Рука Фрумы затряслась, и поднос с маленькими бокалами вина нервно покачнулся. Она ответила, поджав губы:
– Эсти и Довид Куперман. Но не то чтобы тебя это касалось.
Миссис Стоун спрятала улыбку, раздумывая, что, возможно, Фрума была бы более склонна улыбаться, если бы ей выпрямили клык с правой стороны. Сейчас, стоя возле большого морозильника в лавке Левина, она начала думать о том, не было ли настроение Фрумы целиком связано с ортодонтическими проблемами.
***
Миссис Стоун высказала свои подозрения подругам, миссис Абрамсон и миссис Бердичер, когда встретила их в пекарне чуть позже тем утром. Миссис Стоун пыталась говорить тихо, но покупатели, требующие «две буханки ржаного, тонко нарезанного!» или «два десятка рулетов – больших, не маленьких!», вынудили ее повысить голос. Женщины кивали, когда она говорила. Возвращение дочери Рава, загадочная злость Фрумы Хартог, ее отказ упомянуть Ронит как одну из гостей на шаббатней трапезе. Казалось, все это что-то значит. Но что именно?
Миссис Бердичер сделала вдох. Возможно, она что-то знает. Небольшие новости. Лезвия хлеборезки гремели, мерцая, когда женщина подошла ближе. Что? Что знает миссис Бердичер? Она потрясла головой. Нехорошо такое говорить. Она и мистер Бердичер, вроде бы, видели кое-что по дороге домой вчера после Шаббата. Но они могли ошибаться. Было темно. Они были далеко. Возможно, глаза их обманули. Хотя, зная, как изменилась Ронит, и эта ее короткая стрижка, напористые манеры, и она все еще не замужем в тридцать два! В этом был смысл. Но что? Что они видели? Хлеборезка зарычала, когда ей скормили четыре большие буханки. Миссис Бердичер запротестовала. Эти слова будут лашон ha-pa, а лашон ha-pa – вещь злая и нехорошая, как они учили много лет назад. Миссис Стоун и миссис Абрамсон услышали издалека слабый голос, просящий их отступить.
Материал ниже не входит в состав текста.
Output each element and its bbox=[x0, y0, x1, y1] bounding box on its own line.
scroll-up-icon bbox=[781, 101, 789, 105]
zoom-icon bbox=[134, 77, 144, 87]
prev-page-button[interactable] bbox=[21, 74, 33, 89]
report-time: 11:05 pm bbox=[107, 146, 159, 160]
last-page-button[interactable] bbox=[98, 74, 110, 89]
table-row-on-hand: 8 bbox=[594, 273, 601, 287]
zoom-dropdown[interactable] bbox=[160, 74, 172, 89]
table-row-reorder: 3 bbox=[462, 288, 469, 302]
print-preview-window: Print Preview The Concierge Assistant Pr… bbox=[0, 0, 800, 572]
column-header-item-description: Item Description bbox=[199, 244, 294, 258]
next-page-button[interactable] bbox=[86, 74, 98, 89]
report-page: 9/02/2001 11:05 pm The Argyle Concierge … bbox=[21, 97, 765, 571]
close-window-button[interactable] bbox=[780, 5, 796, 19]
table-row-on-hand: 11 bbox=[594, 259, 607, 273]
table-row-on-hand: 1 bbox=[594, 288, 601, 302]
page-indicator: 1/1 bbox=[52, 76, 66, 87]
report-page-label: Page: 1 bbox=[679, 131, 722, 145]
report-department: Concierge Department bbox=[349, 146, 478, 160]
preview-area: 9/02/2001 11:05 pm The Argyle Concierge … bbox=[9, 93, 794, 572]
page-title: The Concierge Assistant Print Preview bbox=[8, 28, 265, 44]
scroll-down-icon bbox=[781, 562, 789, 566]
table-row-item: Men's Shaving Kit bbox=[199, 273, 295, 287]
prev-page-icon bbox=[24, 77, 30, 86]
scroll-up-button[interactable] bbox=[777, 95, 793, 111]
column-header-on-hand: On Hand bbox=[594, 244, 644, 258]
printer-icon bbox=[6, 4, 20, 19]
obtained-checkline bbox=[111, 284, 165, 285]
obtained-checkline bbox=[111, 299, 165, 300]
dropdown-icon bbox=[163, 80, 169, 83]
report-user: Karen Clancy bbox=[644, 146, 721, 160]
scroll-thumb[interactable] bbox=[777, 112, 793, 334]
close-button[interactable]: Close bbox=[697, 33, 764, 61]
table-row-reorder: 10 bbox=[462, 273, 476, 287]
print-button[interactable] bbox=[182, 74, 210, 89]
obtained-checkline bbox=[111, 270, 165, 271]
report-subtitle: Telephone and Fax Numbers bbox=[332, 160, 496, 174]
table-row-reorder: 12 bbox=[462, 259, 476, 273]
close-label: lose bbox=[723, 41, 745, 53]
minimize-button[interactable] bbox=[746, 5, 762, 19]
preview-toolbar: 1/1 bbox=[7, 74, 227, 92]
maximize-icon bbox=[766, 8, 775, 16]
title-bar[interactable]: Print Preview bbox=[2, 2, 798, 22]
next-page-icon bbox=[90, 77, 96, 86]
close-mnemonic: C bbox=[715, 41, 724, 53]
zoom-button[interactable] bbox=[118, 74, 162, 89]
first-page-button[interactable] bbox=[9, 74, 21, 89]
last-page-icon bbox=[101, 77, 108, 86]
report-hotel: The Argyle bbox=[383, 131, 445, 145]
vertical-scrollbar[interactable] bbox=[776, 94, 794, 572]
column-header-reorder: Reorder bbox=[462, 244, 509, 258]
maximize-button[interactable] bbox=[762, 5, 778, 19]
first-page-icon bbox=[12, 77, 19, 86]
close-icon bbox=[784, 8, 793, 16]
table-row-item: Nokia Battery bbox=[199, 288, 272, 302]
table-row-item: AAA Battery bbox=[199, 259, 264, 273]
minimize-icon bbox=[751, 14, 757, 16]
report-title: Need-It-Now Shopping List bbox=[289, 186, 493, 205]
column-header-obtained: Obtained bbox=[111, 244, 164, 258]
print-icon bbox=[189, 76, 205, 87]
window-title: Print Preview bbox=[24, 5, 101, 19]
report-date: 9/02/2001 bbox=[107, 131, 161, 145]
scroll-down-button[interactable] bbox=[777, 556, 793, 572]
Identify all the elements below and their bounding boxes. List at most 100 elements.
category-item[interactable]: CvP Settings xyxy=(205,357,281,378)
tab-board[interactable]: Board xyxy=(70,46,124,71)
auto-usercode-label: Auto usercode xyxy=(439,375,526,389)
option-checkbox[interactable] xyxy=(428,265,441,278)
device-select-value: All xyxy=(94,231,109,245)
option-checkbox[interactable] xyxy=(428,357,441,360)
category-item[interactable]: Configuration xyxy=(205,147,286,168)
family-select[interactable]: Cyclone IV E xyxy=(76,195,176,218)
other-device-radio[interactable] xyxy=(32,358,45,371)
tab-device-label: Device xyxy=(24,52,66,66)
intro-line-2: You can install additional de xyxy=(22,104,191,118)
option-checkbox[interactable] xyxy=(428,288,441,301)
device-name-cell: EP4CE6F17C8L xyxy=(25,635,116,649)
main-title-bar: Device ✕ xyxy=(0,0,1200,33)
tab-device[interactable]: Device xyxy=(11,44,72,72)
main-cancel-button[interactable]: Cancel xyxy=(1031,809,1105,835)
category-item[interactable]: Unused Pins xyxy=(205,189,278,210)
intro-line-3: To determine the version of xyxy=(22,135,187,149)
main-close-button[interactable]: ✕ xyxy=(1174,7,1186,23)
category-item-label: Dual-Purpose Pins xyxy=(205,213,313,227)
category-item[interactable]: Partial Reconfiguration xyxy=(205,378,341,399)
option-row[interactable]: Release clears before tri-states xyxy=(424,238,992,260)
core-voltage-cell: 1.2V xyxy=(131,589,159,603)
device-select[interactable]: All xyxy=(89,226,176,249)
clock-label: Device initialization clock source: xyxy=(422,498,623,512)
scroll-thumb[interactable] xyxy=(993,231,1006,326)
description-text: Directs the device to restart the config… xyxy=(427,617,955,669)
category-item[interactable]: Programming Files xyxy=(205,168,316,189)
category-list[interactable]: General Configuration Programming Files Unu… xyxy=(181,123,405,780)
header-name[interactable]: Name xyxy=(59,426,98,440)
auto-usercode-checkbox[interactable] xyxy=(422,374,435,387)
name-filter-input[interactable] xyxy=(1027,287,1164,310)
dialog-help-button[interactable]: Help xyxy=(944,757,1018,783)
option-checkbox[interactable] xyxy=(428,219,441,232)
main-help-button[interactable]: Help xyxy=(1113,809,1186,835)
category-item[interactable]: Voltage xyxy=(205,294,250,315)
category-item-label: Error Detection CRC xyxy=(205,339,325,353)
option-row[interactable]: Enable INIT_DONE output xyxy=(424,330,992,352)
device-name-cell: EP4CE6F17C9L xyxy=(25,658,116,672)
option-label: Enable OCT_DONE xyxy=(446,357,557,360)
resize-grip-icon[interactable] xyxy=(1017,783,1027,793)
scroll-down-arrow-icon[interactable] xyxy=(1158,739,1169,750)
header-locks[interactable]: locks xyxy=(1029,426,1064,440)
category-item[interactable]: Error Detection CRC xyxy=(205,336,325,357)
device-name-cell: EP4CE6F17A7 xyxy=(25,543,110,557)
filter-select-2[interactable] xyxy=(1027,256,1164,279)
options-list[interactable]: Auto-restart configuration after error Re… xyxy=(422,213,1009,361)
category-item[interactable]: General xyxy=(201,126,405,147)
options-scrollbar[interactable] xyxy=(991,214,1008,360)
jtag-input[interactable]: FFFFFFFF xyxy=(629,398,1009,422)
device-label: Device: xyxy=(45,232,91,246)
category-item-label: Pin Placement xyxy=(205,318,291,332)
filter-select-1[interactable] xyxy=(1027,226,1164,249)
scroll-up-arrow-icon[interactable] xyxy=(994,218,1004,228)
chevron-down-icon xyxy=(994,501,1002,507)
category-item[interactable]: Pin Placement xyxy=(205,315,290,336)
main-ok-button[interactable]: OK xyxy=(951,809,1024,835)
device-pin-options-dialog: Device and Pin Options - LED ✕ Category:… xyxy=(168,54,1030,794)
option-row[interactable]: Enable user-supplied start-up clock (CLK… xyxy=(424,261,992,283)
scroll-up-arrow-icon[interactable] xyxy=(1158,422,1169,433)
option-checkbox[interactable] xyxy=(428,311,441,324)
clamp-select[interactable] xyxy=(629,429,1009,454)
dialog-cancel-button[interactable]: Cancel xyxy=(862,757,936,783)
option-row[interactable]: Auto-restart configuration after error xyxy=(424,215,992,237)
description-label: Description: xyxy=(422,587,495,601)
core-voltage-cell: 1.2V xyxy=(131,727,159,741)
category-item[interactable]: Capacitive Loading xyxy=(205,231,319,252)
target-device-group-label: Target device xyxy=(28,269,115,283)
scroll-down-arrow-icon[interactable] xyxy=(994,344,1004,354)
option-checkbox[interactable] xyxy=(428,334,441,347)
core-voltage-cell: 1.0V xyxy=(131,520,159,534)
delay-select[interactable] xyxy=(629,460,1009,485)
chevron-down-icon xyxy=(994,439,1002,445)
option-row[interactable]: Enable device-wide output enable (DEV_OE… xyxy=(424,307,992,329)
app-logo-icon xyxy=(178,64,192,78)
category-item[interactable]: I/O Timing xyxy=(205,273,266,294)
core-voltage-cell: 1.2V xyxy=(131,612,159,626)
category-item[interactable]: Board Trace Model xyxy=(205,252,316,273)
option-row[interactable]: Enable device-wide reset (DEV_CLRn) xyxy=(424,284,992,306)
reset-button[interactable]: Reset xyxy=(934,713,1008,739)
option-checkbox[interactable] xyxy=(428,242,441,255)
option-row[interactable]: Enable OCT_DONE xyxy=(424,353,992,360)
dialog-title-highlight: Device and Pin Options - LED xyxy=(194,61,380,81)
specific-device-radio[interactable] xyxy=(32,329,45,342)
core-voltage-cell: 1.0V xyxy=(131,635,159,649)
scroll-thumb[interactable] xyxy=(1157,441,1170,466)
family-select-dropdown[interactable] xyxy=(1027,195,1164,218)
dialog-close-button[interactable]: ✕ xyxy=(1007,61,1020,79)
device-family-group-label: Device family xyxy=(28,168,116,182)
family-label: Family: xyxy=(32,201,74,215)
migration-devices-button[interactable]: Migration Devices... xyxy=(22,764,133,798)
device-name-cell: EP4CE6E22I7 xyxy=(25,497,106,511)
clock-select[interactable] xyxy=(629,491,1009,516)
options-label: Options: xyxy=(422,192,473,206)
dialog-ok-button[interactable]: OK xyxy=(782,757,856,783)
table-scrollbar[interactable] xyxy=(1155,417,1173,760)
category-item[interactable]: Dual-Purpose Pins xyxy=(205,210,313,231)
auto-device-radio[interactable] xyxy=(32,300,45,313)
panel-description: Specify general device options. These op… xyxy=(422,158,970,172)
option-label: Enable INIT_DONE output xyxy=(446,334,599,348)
Давайте, говорил он, возвращайтесь к покупкам. Продолжай, настаивали женщины, продолжай. Миссис Бердичер колебалась, но продолжила, говоря очень тихо.
***
Постыдное подозрение накрепко их сплотило. Каждая посмотрела на двух других подруг, чтобы убедиться, что они полностью поняли важность наблюдений миссис Бердичер. Они оглянулись. Ропот покупателей неустанно продолжался. Ни одна из женщин не хотела заговорить первой и показаться невежественной или наивной.
– Несомненно, это неправда, - наконец сказала миссис Абрамсон.
Миссис Бердичер не послушала тихий ноющий голос, который твердил, что она могла ошибаться, и сказала, что она уверена. Абсолютно. Ронит всегда была своенравной, даже будучи девочкой. Уже тогда ходили слухи о ее неподобающем поведении, миссис Абрамсон может подтвердить. Миссис Абрамсон глубокомысленно кивнула.